"This extraordinarily powerful novel-in-stories takes Philip Larkin's famous dictum – "They fuck you up, your mum and dad/They may not mean to, but they do" – and brings it to harrowing life. In prose as clear and flawless as the Texas sky, McNeely paints an indelible portrait of emotional harm, following Buddy's journey from an innocent boy trapped in the fallout of a toxic marriage, to an alcoholic artist-in-love, to a damaged man who finds he will "always be his father's son." The story "Tickle Torture," alone, is worth the price of this book. McNeely is one of the least gimmicky, most emotionally insightful writers around, and Pictures of the Shark sneaks up on you, stealthily, to devastating effect."
- Eric Puchner, author of Last Day on Earth and Model Home
“McNeely’s octet of stories in Pictures of the Shark makes a marvelous, loose-limbed novel charting the agonized path of a single son, Buddy Turner, as he anxiously and intently watches his parents’ marriage fall apart, and the damage to his soul and self lasts far into his young adulthood. With masterful prose, McNeely draws you down into emotional depths where your ambivalence and confusion show you at your most profoundly human. These stories hook you quickly and deeply and keep you even after they end.”
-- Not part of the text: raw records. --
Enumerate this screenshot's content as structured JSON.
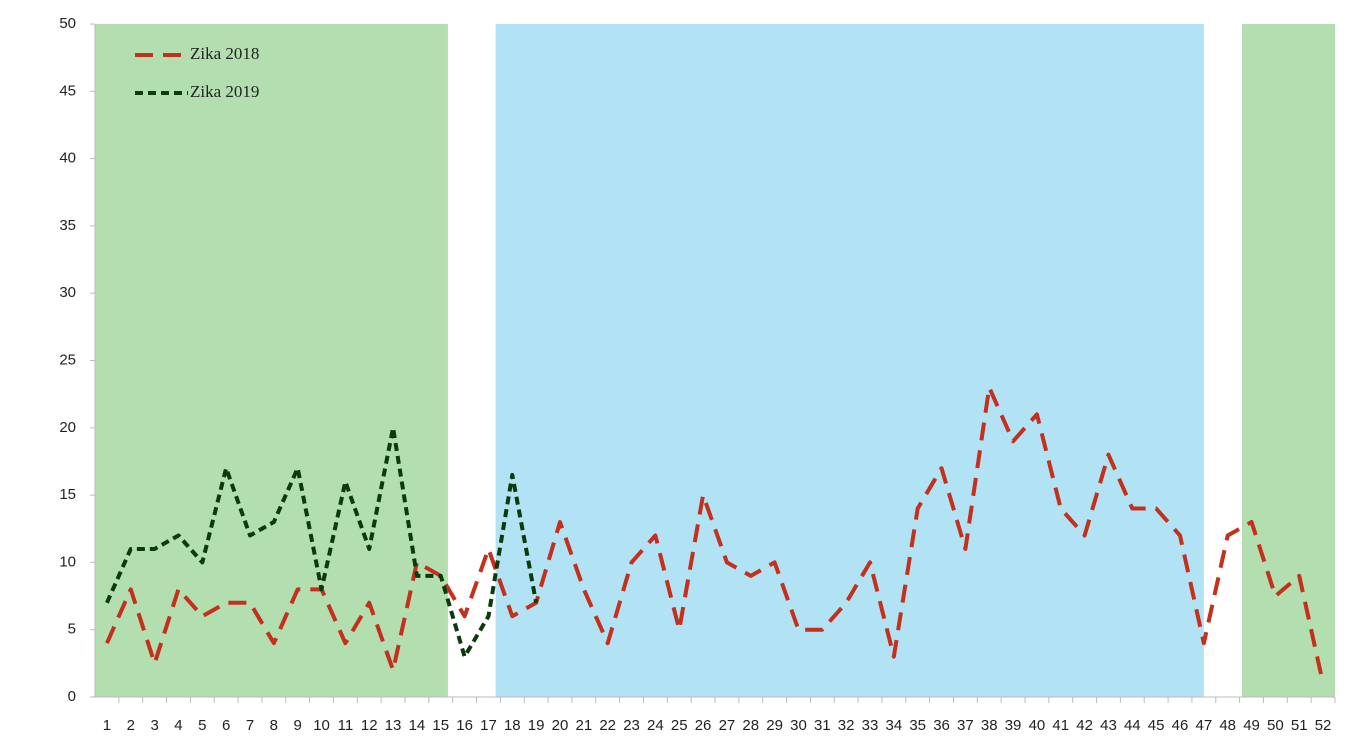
{
  "chart_data": {
    "type": "line",
    "categories": [
      "1",
      "2",
      "3",
      "4",
      "5",
      "6",
      "7",
      "8",
      "9",
      "10",
      "11",
      "12",
      "13",
      "14",
      "15",
      "16",
      "17",
      "18",
      "19",
      "20",
      "21",
      "22",
      "23",
      "24",
      "25",
      "26",
      "27",
      "28",
      "29",
      "30",
      "31",
      "32",
      "33",
      "34",
      "35",
      "36",
      "37",
      "38",
      "39",
      "40",
      "41",
      "42",
      "43",
      "44",
      "45",
      "46",
      "47",
      "48",
      "49",
      "50",
      "51",
      "52"
    ],
    "series": [
      {
        "name": "Zika 2018",
        "color": "#c4301c",
        "dash": "18 10",
        "values": [
          4,
          8,
          2.5,
          8,
          6,
          7,
          7,
          4,
          8,
          8,
          4,
          7,
          2,
          10,
          9,
          6,
          11,
          6,
          7,
          13,
          8,
          4,
          10,
          12,
          5,
          15,
          10,
          9,
          10,
          5,
          5,
          7,
          10,
          3,
          14,
          17,
          11,
          23,
          19,
          21,
          14,
          12,
          18,
          14,
          14,
          12,
          4,
          12,
          13,
          7.5,
          9,
          1
        ]
      },
      {
        "name": "Zika 2019",
        "color": "#0b3a0b",
        "dash": "8 5",
        "values": [
          7,
          11,
          11,
          12,
          10,
          17,
          12,
          13,
          17,
          8,
          16,
          11,
          20,
          9,
          9,
          3,
          6,
          16.5,
          7,
          null,
          null,
          null,
          null,
          null,
          null,
          null,
          null,
          null,
          null,
          null,
          null,
          null,
          null,
          null,
          null,
          null,
          null,
          null,
          null,
          null,
          null,
          null,
          null,
          null,
          null,
          null,
          null,
          null,
          null,
          null,
          null,
          null
        ]
      }
    ],
    "shaded_regions": [
      {
        "from": 0.5,
        "to": 15.3,
        "color": "#b3dfb0"
      },
      {
        "from": 17.3,
        "to": 47.0,
        "color": "#b1e3f5"
      },
      {
        "from": 48.6,
        "to": 52.5,
        "color": "#b3dfb0"
      }
    ],
    "ylim": [
      0,
      50
    ],
    "yticks": [
      0,
      5,
      10,
      15,
      20,
      25,
      30,
      35,
      40,
      45,
      50
    ],
    "grid": false,
    "legend": "upper left"
  }
}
-C.W. Smith, author of Steplings, Buffalo Nickel, Understanding Women
“McNeely’s brilliant stories are filled with delicious menace and heartbreaking hope. The characters in McNeely’s stories are terrified of the unknown, even as they suspect they know more than they should—about a father’s lies, his other women, a mother’s desperate yearnings, the perils of alcohol, and the terrifying bonds of love.”
—Pamela Painter, author of What If? Writing Exercises for Fiction Writers and Fabrications: New and Selected Stories
“Pictures of the Shark is a profound meditation on the limits of familial love and the uncontrollable forces that shape a man’s heart. In these gorgeously crafted interlinked stories, Thomas H. McNeely demonstrates once again an uncanny ability to illuminate the darkest emotional corners of his characters with a vision that is as tender and compassionate as it is unflinching.”
—Antonio Ruiz-Camacho, author of Barefoot Dogs
“A beautifully crafted collection of urban Texas stories with an overall novelistic development of character and emotional drama. In different stories, a boy caught between divorcing or divorced parents is used by and uses them against each other. The father makes his son an accomplice by taking his mistress along on their vacation trip. Just pre-teen, a version of the boy knows something is wrong with his relation to his clinging mother. Another version, an adolescent son of divorce is obsessed with a girl for her intact family, which he imagines as better than he knows it is. The focus on loss, obsession, illusion, and compulsion opens up to a wider if also painful world when the alcoholic male protagonist is seen through a college girlfriend’s perspective as she acknowledges his emotional abuse of her, prodded by a woman whom both the protagonist and his girlfriend think is socially beneath the girlfriend. The last story seems to offer a kind of hope for the emotionally disheveled protagonist, as he glimpses that ‘it had’—whatever exactly it is to him just then—‘nothing to do with me.’”
—Elizabeth Harris, author of The Ant Generator and Mayhem: Three Lives of a Woman
“Pictures of the Shark: Stories by Thomas H. McNeely is a linked collection that resembles Jesus’ Son by Denis Johnson. Both are about addicted, self-destructive men, but McNeely’s protagonist tries to know himself by facing his shadow side. We watch him, wounded by his father’s narcissism and neglect, grow into a man who knows he has similar faults. He can’t distinguish between what is real and what he desires. He’s a writer searching for truth but creating in order to lose himself. He claims to practice negative capability but lapses into the same dark patterns. Pictures of the Shark is the profound and engaging study of a man who looks deeply into himself but is unable to resist the pull of fate.”